The on-site inspection comes two weeks after the regulator said it would probe the ride-hailing company over concerns about national security and data security.
The regulators include the Cyberspace Administration of China (CAC), Ministry of Public Security, Ministry of State Security, Ministry of Transport, Ministry of Natural Resources, State Taxation Administration and State Administration for Market Regulation, according to the statement.
CAC did not offer more details in its statement, but the involvement of several government agencies shows the heavier regulatory pressure on the 9-year-old company.
China is in the process of revamping its policy toward privacy and data security. It is drafting the Personal Information Protection Law, which calls for tech platforms to impose stricter measures to ensure secure storage of user data.
In September, China is set to implement its Data Security Law, which requires companies that process "critical data" to conduct risk assessments and submit reports. It also calls on organizations that process data affecting China's national security to submit to annual reviews.
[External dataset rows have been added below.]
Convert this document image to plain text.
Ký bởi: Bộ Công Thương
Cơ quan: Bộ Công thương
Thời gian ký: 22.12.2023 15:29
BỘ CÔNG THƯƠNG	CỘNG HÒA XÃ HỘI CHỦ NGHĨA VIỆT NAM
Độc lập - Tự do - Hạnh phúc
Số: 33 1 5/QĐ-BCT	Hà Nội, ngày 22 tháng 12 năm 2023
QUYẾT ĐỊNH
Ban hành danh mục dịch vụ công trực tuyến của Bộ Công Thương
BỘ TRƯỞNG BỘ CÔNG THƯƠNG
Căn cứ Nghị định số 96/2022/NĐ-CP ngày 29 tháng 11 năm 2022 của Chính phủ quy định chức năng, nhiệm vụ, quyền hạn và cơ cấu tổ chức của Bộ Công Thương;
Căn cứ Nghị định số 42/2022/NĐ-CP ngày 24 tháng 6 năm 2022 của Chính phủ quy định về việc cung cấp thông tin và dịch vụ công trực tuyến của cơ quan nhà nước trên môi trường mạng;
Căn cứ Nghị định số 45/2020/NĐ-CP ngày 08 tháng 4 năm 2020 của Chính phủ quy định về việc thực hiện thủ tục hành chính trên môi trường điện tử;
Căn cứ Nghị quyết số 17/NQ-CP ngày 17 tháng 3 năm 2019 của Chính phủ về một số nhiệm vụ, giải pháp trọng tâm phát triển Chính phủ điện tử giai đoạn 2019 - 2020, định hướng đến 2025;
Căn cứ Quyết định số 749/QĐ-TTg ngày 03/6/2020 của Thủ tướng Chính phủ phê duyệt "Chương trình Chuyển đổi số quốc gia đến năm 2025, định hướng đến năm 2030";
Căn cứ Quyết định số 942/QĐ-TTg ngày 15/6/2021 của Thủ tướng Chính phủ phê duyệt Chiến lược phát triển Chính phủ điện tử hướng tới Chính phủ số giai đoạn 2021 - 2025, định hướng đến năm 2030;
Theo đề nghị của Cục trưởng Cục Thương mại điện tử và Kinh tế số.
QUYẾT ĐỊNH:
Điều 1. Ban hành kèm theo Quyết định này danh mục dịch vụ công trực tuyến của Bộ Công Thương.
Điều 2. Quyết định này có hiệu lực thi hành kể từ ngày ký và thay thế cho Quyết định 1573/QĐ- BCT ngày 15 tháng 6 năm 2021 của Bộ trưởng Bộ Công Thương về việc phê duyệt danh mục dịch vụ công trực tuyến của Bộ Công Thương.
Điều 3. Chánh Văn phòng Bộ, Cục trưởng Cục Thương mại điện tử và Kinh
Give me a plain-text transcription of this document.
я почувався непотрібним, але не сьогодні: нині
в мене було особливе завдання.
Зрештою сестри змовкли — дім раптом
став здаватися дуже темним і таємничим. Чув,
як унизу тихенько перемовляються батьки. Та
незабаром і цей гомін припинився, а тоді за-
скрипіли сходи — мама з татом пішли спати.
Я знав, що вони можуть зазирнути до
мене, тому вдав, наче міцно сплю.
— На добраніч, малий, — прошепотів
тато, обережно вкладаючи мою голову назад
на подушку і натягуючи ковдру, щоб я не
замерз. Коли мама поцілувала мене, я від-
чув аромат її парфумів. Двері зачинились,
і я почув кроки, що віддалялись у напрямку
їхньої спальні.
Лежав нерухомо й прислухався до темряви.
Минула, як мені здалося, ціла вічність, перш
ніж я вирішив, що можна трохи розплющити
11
CAC launched the data-related cybersecurity investigation into Didi just two days after it raised $4.4 billion from its New York initial public offering, citing the need to protect national security and the public interest. Regulators also ordered Didi to remove its apps in China, which Didi said might hurt its revenue.
Didi, which currently has a market capitalization of $60 billion, did not immediately respond to a request for comment on CAC's new statement. It earlier said it stores all China user and road data in China.